After ischemic injury, endogenous ROS formation increases due to an imbalance of oxidant-generating and -catalyzing systems. Superoxide anion, the primary precursor in ROS metabolic pathways, decreases NO bioavailability and attenuates vasodilatation, thus increasing cardiac loading in CHF.32 NO is known to abolish mitochondrial oxidant damage and calcium overload, and reduce superoxide anion production via an efficient suppression on the activity of NAD(P)H oxidase and the assembly of NAD(P)H oxidase subunits.1, 33 Maintenance of NO levels is critical for recovery of heart failure after ischemic injury. As part of a self-protective process, we found that CHF causes a modest increase in interstitial NO levels (consistent with a previous publication34) and may be derived from activated NOS isoforms and/or a NOS-independent pathway.35, 36 We have previously reported that kallistatin treatment increased NO levels through activating endothelial nitric oxide synthase (eNOS) in infarcted myocardium at 1 day after acute ischemia/reperfusion injury.12 The present study showed that at 4 weeks after permanent LCA ligation, kallistatin gene transfer also significantly increased NO levels and inhibited ROS formation in noninfarcted myocardium, compared with Ad.Null group. However, we found that kallikstatin treatment increased cardiac NO levels in conjunction with elevation of inducible NOS (iNOS) expression in noninfarcted myocardium. Similarly, kallistatin also stimulated iNOS expression in cultured cardiomyocytes and myofibroblasts (data not shown). Moreover, our study found that inhibition of NOS by L-NAME abolished the antioxidative effect of kallistatin on ROS formation in both cardiomyocytes and myofibroblasts. As long-term treatment with L-NAME could cause unwanted side effects such as hypertension in vivo, L-NAME was used only in vitro to determine the effects of NO. As reported, iNOS was initially perceived to generate NO in order to protect cells from apoptosis under chronic conditions, especially in proinflammatory situations.37, 38 Moreover, in iNOS knockout mice, the antoxidant resveratrol had no protective effects on attenuating cardiac injury, though it protected against cardiac damage in wild-type mice, supporting a protective role of iNOS-related NO as an antioxidant.39 NO formation through increased NOS activity should be an important protective mechanism during kallistatin treatment after MI injury.

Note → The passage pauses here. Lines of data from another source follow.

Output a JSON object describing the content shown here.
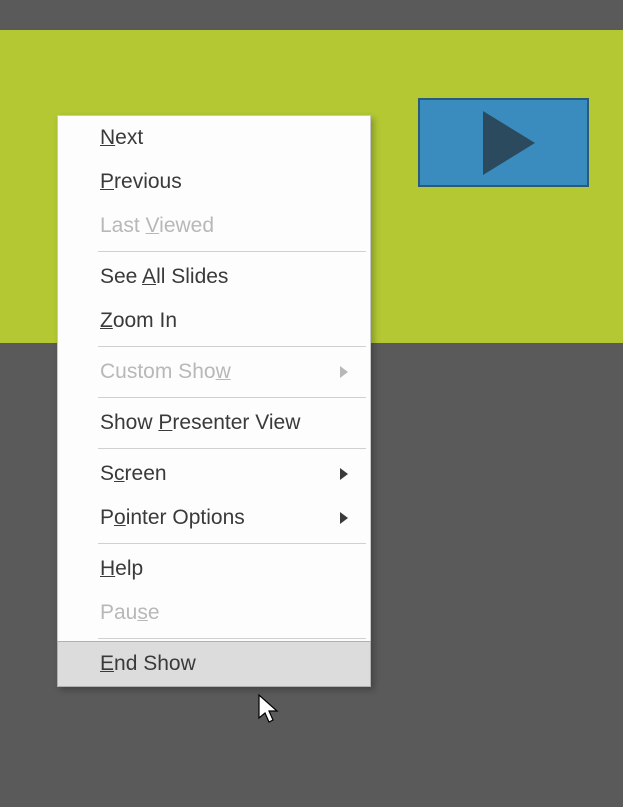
{
  "menu": {
    "next": {
      "pre": "",
      "u": "N",
      "post": "ext"
    },
    "previous": {
      "pre": "",
      "u": "P",
      "post": "revious"
    },
    "last_viewed": {
      "pre": "Last ",
      "u": "V",
      "post": "iewed"
    },
    "see_all_slides": {
      "pre": "See ",
      "u": "A",
      "post": "ll Slides"
    },
    "zoom_in": {
      "pre": "",
      "u": "Z",
      "post": "oom In"
    },
    "custom_show": {
      "pre": "Custom Sho",
      "u": "w",
      "post": ""
    },
    "presenter_view": {
      "pre": "Show ",
      "u": "P",
      "post": "resenter View"
    },
    "screen": {
      "pre": "S",
      "u": "c",
      "post": "reen"
    },
    "pointer_options": {
      "pre": "P",
      "u": "o",
      "post": "inter Options"
    },
    "help": {
      "pre": "",
      "u": "H",
      "post": "elp"
    },
    "pause": {
      "pre": "Pau",
      "u": "s",
      "post": "e"
    },
    "end_show": {
      "pre": "",
      "u": "E",
      "post": "nd Show"
    }
  }
}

Taken together, these findings indicate that kallistatin inhibits ROS injury through NO formation and thus protects against cardiomyocyte apoptosis, necrosis, hypertrophy and fibrosis by suppressing ROS-induced Akt/ERK and NF-κB activation and ANP, TGF-β1, PAI-1 and collagen expression (Figure 7). Kallistatin should be recognized as an important regulator in protection of post-MI injury and cardiac remodeling.